Elle est alors "incapable de contenir la puissance qu'elle reçoit de l'Un, la
fragmente et la multiplie afin de pouvoir ainsi la supporter partie par partie."
(9).
Ainsi apparaît un principe de différenciation qui fait qu'elle contient tous
les intelligibles potentiels, et par voie de conséquence tous les êtres. L'Intelligence
plotinienne correspond au monde des Idées platoniciennes de la forme, c'est
donc à partir de l'Intelligence que les philosophes musulmans ont construit
le Monde imaginal. L'Intelligence est la forme des formes (le datur formarum
de la scolastique), de ce fait elle est le modèle du monde sensible.
La caractéristique principale de l'Intelligence est son activité psychique,
car c'est de cette activité que naît la multiplicité des intelligibles. L'Intelligence
contemple l'Un et se contemple elle-même; cette contemplation en elle-même et
sur elle-même se change en acte et ainsi naît l'Âme, la troisième hypostase.
XII.5. L'Âme
Si l'Intelligence possède en elle-même l'archétype du monde et de son ordre,
le mode d'être de l'Intelligence, bien que permettant l'apparition d'une dualité
avec l'Un et d'une multiplicité des intelligibles, lui interdit cependant tout
rapport avec le monde sensible. Le passage de l'intelligible au sensible va
se faire par l'intermédiaire de l'Âme. L'Âme se différencie de l'Intelligence
par le fait qu'elle n'a pas son caractère immobile. L'Âme est un principe actif
et mobile qui est la force organisatrice du monde sensible qu'elle baigne et
compénètre.
De l'âme émanent les raisons séminales (logos spermatikoï) du monde qui en sont,
en quelque sorte, la fragmentation. Les raisons séminales représentent l'intermédiaire
entre l'âme et les êtres vivants qui sont engendrés par l'acte de l'Âme. Elles
portent en elles-mêmes toutes les potentialités appelées à se développer dans
l'être sensible; elles contiennent son programme de développement et les lois
de son évolution; et c'est par leur intermédiaire que s'effectue la liaison
entre l'Âme et les êtres du monde sensible. (10)
XII.6. La procession
Le schéma qui va de l'Un à l'Âme et de l'Âme au monde sensible constitue ce
que Plotin appelle la procession (kathodos). Le concept de procession remplace
dans la pensée plotinienne le concept de création. Pour les grecs, la création
ex nihilo est impossible.
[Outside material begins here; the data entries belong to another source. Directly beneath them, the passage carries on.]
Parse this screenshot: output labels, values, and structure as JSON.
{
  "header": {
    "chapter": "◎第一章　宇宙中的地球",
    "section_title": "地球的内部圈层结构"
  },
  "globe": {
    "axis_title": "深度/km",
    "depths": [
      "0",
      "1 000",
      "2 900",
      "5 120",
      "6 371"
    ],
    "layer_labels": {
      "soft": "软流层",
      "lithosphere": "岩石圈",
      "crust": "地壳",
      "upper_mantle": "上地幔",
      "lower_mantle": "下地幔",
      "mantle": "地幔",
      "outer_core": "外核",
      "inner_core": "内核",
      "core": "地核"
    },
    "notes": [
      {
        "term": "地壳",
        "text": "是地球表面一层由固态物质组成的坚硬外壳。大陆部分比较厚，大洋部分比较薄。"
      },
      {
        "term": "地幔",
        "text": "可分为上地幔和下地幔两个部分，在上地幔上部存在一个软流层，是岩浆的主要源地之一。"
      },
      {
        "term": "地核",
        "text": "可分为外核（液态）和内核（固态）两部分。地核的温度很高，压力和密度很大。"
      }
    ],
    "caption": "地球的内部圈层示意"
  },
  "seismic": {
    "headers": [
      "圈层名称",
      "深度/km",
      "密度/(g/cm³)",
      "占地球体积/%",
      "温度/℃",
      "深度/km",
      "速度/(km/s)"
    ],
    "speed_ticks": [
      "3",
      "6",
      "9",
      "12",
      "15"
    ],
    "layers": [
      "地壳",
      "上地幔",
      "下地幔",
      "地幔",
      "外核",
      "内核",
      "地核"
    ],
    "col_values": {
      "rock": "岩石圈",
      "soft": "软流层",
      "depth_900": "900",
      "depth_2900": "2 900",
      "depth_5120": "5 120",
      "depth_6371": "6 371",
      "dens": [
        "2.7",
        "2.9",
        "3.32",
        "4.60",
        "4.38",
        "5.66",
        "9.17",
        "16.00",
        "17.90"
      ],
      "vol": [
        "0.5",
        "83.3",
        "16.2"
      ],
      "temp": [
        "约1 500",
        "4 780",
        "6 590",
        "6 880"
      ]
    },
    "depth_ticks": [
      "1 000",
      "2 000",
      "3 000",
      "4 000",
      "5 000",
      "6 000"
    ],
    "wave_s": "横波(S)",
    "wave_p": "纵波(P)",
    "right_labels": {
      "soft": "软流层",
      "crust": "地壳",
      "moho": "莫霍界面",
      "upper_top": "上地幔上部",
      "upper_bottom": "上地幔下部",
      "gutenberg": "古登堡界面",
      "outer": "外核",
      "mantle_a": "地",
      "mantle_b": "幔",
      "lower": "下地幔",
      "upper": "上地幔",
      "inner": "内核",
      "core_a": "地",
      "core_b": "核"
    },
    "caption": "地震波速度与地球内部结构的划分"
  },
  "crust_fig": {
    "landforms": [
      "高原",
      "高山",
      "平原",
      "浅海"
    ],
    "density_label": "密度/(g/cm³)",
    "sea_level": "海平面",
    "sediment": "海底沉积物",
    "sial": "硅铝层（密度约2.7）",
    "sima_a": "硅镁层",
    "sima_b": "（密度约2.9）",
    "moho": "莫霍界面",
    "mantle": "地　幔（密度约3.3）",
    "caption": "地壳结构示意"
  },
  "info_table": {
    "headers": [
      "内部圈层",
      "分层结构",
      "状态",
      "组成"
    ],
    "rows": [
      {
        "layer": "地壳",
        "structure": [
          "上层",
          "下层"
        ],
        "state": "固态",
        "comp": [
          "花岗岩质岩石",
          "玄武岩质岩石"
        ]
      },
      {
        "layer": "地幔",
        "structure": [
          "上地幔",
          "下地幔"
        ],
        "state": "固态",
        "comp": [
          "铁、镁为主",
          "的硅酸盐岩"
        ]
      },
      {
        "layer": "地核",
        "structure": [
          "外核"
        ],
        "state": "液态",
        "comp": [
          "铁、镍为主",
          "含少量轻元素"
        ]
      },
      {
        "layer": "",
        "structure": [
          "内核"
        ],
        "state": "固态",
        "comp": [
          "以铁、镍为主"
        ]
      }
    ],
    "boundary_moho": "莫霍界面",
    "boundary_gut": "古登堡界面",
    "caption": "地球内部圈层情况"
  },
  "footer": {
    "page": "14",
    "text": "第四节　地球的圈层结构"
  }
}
Plotin rejette également l'idée d'un Dieu démiurge.
La création est un acte, alors que la procession explique le monde par un schéma
qui établit la liaison ontologique entre les différents modes d'être.
Ce point sera la principale pierre d'achoppement pour l'intégration du néoplatonisme
dans le Christianisme et l'Islam. Malgré cette difficulté, il ne faut pas sous-estimer
l'importance de l'idée de procession. Le concept va s'imposer en vertu de son
pouvoir explicatif puissant en l'absence de toute idée d'évolution. L'idée de
procession constitue donc un véritable paradigme qui va déterminer toute la
pensée philosophique et scientifique au moins jusqu'au XVIIIe siècle pour l'occident
et jusqu'au XXe siècle pour l'Islam.
Bréhier a raison d'écrire que l'idée qu'évoque le terme procession "est comparable,
pour sa généralité et son importance historique, à l'idée d'évolution; les hommes
de la fin de l'Antiquité et du Moyen-Age pensent les choses sous la catégorie
de la procession, comme ceux aux XIXe siècle et du XXe siècle les pensent sous
la catégorie d'évolution" (11).
Le concept de procession explique donc non seulement comment les formes dépendent
les unes des autres, mais également le sens de la hiérarchie qui en découle
et ce qu'on pourrait appeler les lois de "mutation" pour éviter le terme trop
moderne d'évolution. La procession contient en elle-même son propre principe
de détermination; rien n'est laissé au hasard.
XII.7. L'émanation
La force explicative du concept de procession est démultipliée par le concept
complémentaire d'émanation (aporroia).
Si le concept de procession vise à établir la chaîne ontologique qui part de
l'Un pour arriver au monde sensible, le concept d'émanation vise à établir les
conditions de la procession en expliquant pourquoi l'existence de degrés inférieurs
de l'être est nécessaire. L'idée d'émanation doit répondre aux exigences de
la transcendance de l'Un que nous avons déjà énumérées: l'émanation ne doit
impliquer aucune action, aucune volition de l'Un. La procession doit en même
temps découler de la nature de l'Un (12),
être spontanée sans affecter la source, sans l'affaiblir ou lui retrancher quoique
ce soit.
Le schéma paradigmatique de la procession, Plotin va le trouver dans l'image
de la lumière qui émane du soleil (13) qui
lui a été suggérée par un passage de Platon ou celui-ci compare le Bien et le
Soleil, ou un autre du Phédon qui parle du froid et du chaud (14).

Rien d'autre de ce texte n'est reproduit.